Thanks to many sessions dedicated to optimizing CGE rendering and animation, we have a number of new optimizations (some enabled by default, some experimental — you need to enable them yourself) and new ways to profile your applications.

Various “bottlenecks” (things that noticeably affect the speed) are now drastically optimized. This includes iterating over shapes (it now uses a cache and is instant), transforming frustum (uses a different algorithm that is > 2x faster), avoiding unnecessary preparing of resources (when everything is prepared), avoiding useless passes when shadow volumes are not used.

You’re most encouraged to test your code with the new engine version, and report the results 🙂
A new optimization, enabled by default: frustum culling of the whole scene (TCastleScene.SceneFrustumCulling). This works hand-in-hand with the existing per-shape frustum culling, which can be improved when using an octree (if ssRendering is in TCastleScene.Spatial).
A new experimental powerful optimization called “dynamic batching” is implemented. Multiple X3D shapes (with the same appearance) can be merged into one, and rendered using one “draw call” to OpenGL/OpenGLES. In some applications, this offers incredible speedup — if you have a lot of simple shapes with the same appearance.
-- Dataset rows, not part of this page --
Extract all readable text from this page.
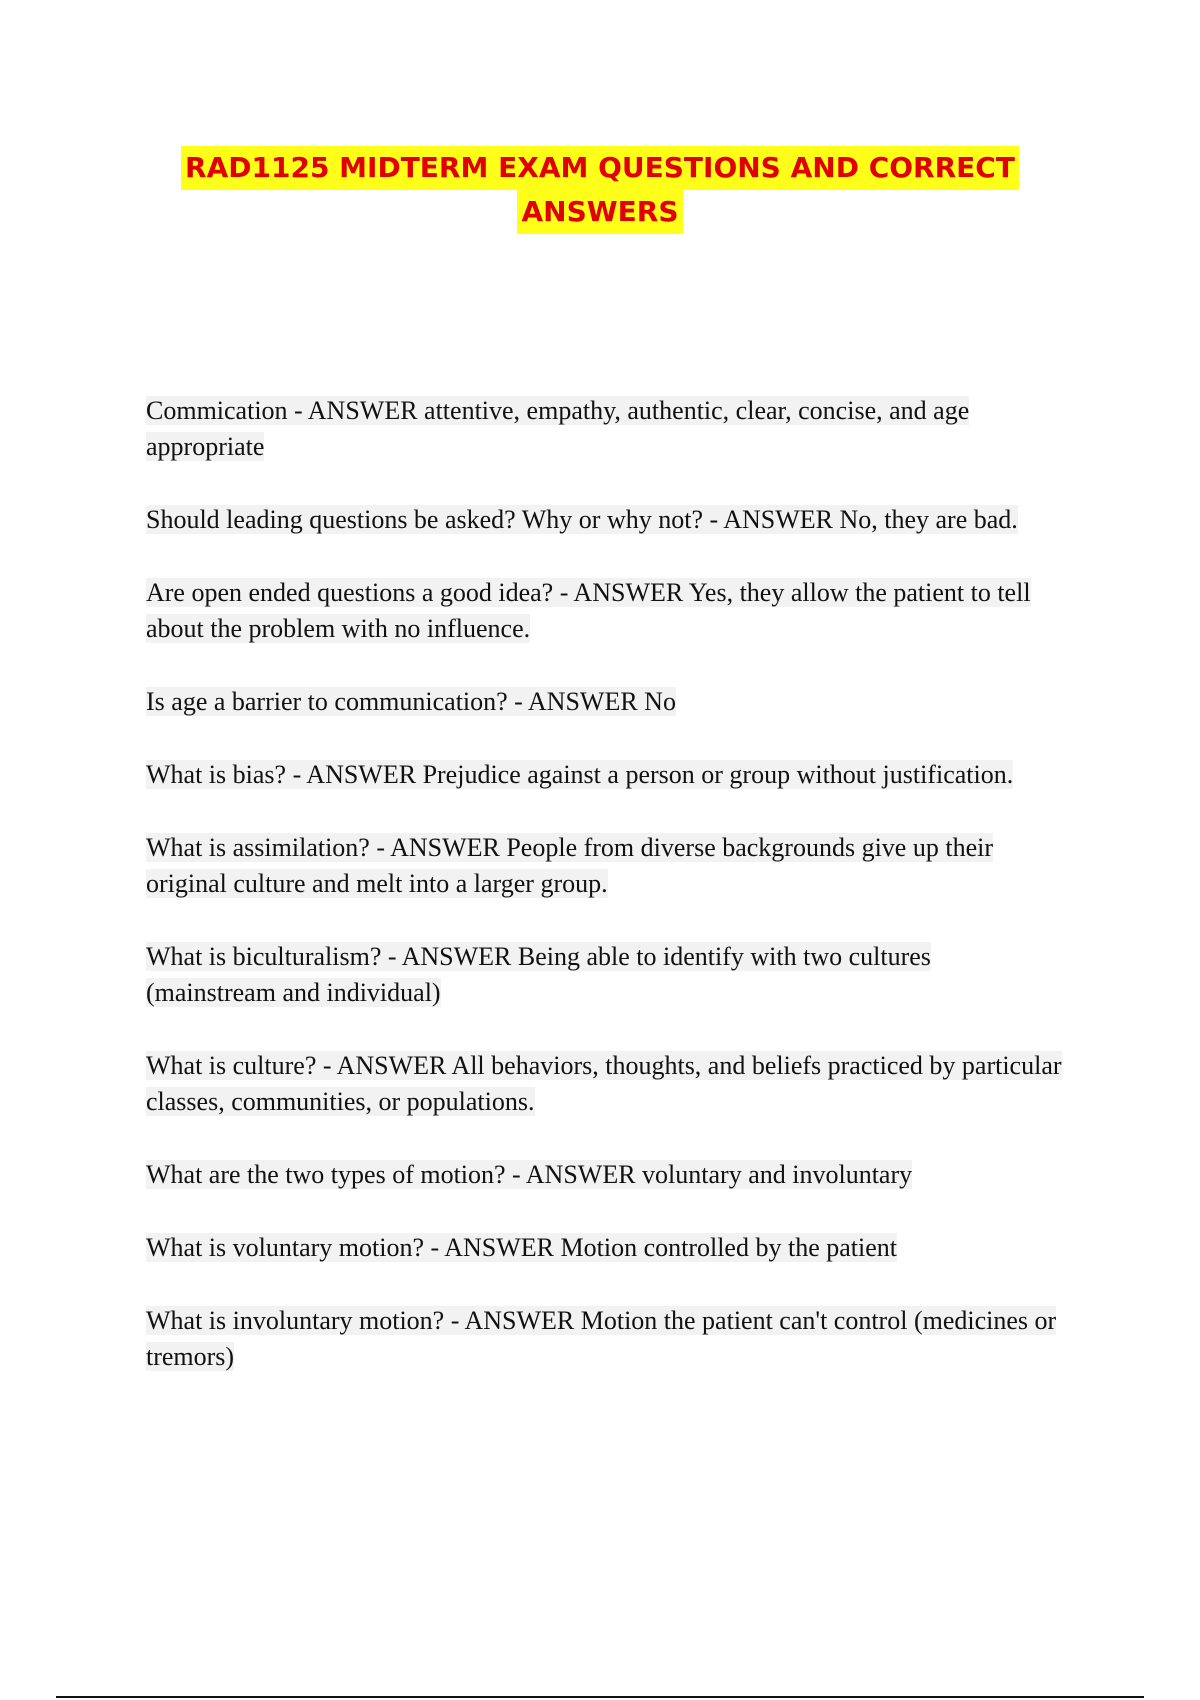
RAD1125 MIDTERM EXAM QUESTIONS AND CORRECT
ANSWERS
Commication - ANSWER attentive, empathy, authentic, clear, concise, and age appropriate
Should leading questions be asked? Why or why not? - ANSWER No, they are bad.
Are open ended questions a good idea? - ANSWER Yes, they allow the patient to tell about the problem with no influence.
Is age a barrier to communication? - ANSWER No
What is bias? - ANSWER Prejudice against a person or group without justification.
What is assimilation? - ANSWER People from diverse backgrounds give up their original culture and melt into a larger group.
What is biculturalism? - ANSWER Being able to identify with two cultures (mainstream and individual)
What is culture? - ANSWER All behaviors, thoughts, and beliefs practiced by particular classes, communities, or populations.
What are the two types of motion? - ANSWER voluntary and involuntary
What is voluntary motion? - ANSWER Motion controlled by the patient
What is involuntary motion? - ANSWER Motion the patient can't control (medicines or tremors)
You need to activate this optimization explicitly by setting DynamicBatching (global Boolean variable) to true. See also the the relevant section in the manual.
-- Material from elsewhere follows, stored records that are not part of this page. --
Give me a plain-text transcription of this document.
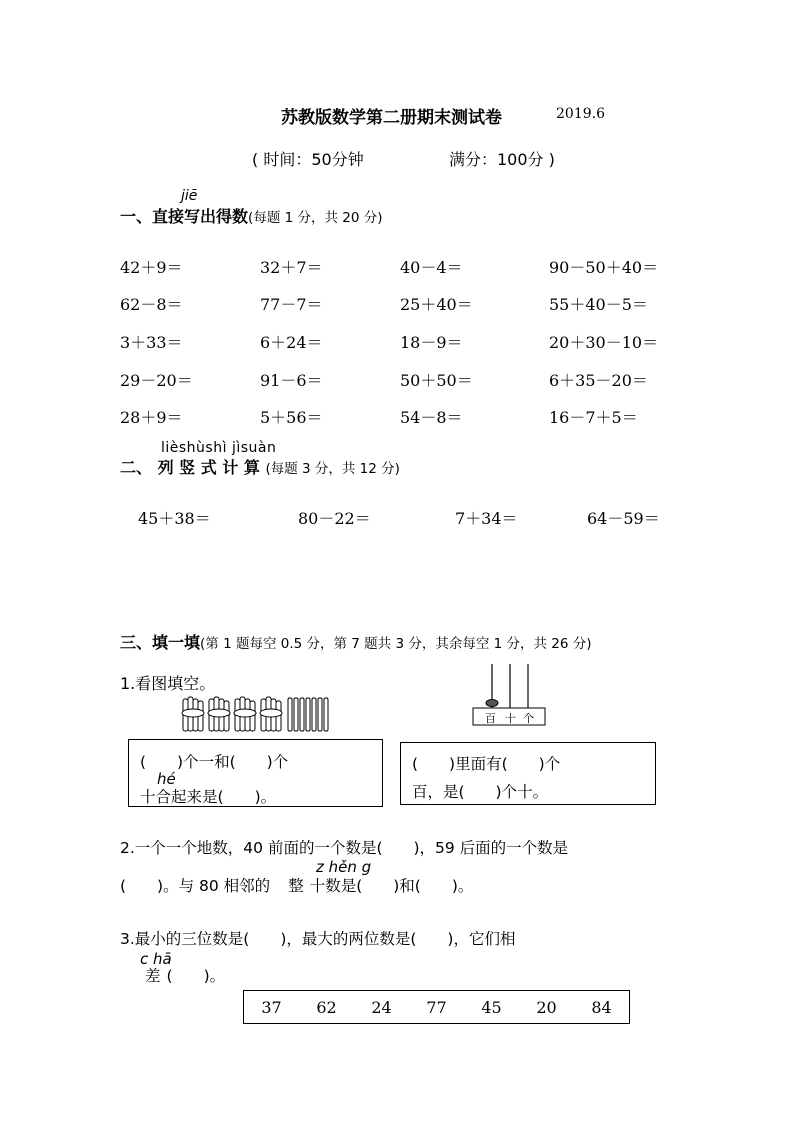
苏教版数学第二册期末测试卷	2019.6
( 时间：50分钟	满分：100分 )
jiē
一、直接写出得数(每题 1 分，共 20 分)
42＋9＝	32＋7＝	40－4＝	90－50＋40＝
62－8＝	77－7＝	25＋40＝	55＋40－5＝
3＋33＝	6＋24＝	18－9＝	20＋30－10＝
29－20＝	91－6＝	50＋50＝	6＋35－20＝
28＋9＝	5＋56＝	54－8＝	16－7＋5＝
lièshùshì jìsuàn
二、 列 竖 式 计 算 (每题 3 分，共 12 分)
45＋38＝	80－22＝	7＋34＝	64－59＝
三、填一填(第 1 题每空 0.5 分，第 7 题共 3 分，其余每空 1 分，共 26 分)
1.看图填空。
百 十 个
(　　)个一和(　　)个
hé
十合起来是(　　)。
(　　)里面有(　　)个
百，是(　　)个十。
2.一个一个地数，40 前面的一个数是(　　)，59 后面的一个数是
z hěn g
(　　)。与 80 相邻的 整 十数是(　　)和(　　)。
3.最小的三位数是(　　)，最大的两位数是(　　)，它们相
c hā
差 (　　)。
37	62	24	77	45	20	84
Please treat this optimization as “experimental” for now. There are many corner cases, and I’m not yet sure whether I covered them all. IOW, it is (temporarily) possible that this optimization will break rendering in some cases. It is also certain that we don’t use all merging possibilities, yet. This will be extended, and hardened, in the future.

Also be aware that this optimization is not guaranteed to be beneficial. We will spend some time, each frame, analyzing which shapes are “good candidates for merging”. While I tried to make this analysis very fast, but there are definitely cases when we will waste more time than we gain. If you have thousands of shapes, all using a completely different appearance, then “dynamic batching” will not merge anything, and will only waste time trying.
Another new experimental powerful optimization is implemented for animations that heavily transform the shapes (e.g. typical Spine animations). You can activate it by assigning the global variable InternalFastTransformUpdate to true.
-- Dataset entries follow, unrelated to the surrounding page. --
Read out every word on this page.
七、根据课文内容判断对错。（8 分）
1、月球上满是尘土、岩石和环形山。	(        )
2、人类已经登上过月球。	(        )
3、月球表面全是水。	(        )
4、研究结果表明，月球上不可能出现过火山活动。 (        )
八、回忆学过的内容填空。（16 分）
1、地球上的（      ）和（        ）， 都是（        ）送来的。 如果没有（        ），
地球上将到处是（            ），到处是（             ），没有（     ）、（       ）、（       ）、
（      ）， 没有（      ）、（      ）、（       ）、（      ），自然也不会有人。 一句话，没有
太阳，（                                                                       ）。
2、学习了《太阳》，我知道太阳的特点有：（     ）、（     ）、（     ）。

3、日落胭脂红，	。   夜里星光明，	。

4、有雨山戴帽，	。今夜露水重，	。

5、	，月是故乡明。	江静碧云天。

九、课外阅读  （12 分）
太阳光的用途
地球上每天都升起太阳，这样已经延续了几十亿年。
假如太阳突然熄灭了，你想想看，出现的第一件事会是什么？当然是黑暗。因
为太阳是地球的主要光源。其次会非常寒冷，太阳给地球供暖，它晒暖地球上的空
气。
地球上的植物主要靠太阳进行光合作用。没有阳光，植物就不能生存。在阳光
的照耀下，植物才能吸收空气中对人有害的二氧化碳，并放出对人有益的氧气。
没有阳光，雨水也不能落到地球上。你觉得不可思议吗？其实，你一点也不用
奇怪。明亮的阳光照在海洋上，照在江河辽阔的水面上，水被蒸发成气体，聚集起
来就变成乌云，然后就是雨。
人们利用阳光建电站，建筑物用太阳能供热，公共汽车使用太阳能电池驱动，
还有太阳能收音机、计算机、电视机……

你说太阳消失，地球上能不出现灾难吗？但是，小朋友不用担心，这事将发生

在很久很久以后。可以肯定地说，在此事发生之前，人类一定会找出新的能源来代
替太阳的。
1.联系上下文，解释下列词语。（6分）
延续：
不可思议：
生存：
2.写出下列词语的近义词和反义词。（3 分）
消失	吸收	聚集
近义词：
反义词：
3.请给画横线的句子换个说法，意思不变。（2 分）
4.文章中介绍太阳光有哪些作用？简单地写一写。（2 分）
See the documentation of InternalFastTransformUpdate for the risks. This optimization assumes that your animations only transform shapes. If you use X3D animations to transform e.g. lights, then they will fail. I will fix it at some point, and then enable this optimization by default, always.
A new simple way to observe what is rendered: just display somewhere (e.g. using TCastleLabel) SceneManager.Statistics.ToString.
A new FrameProfiler, to observe what is eating time per-frame (e.g. whether the problem is in OnRender or OnUpdate).
On Nintendo Switch, we are integrated with a cool profiler from Nintendo.
To activate risky optimization on Aarch64, you can define CASTLE_ENGINE_ENABLE_AARCH64_OPTIMIZER symbol to true. We’re working on making them non-risky (we need to reproduce and submit some cases to FPC), at which point we will activate them automatically.

The manual page about optimizations was updated to describe various features mentioned here.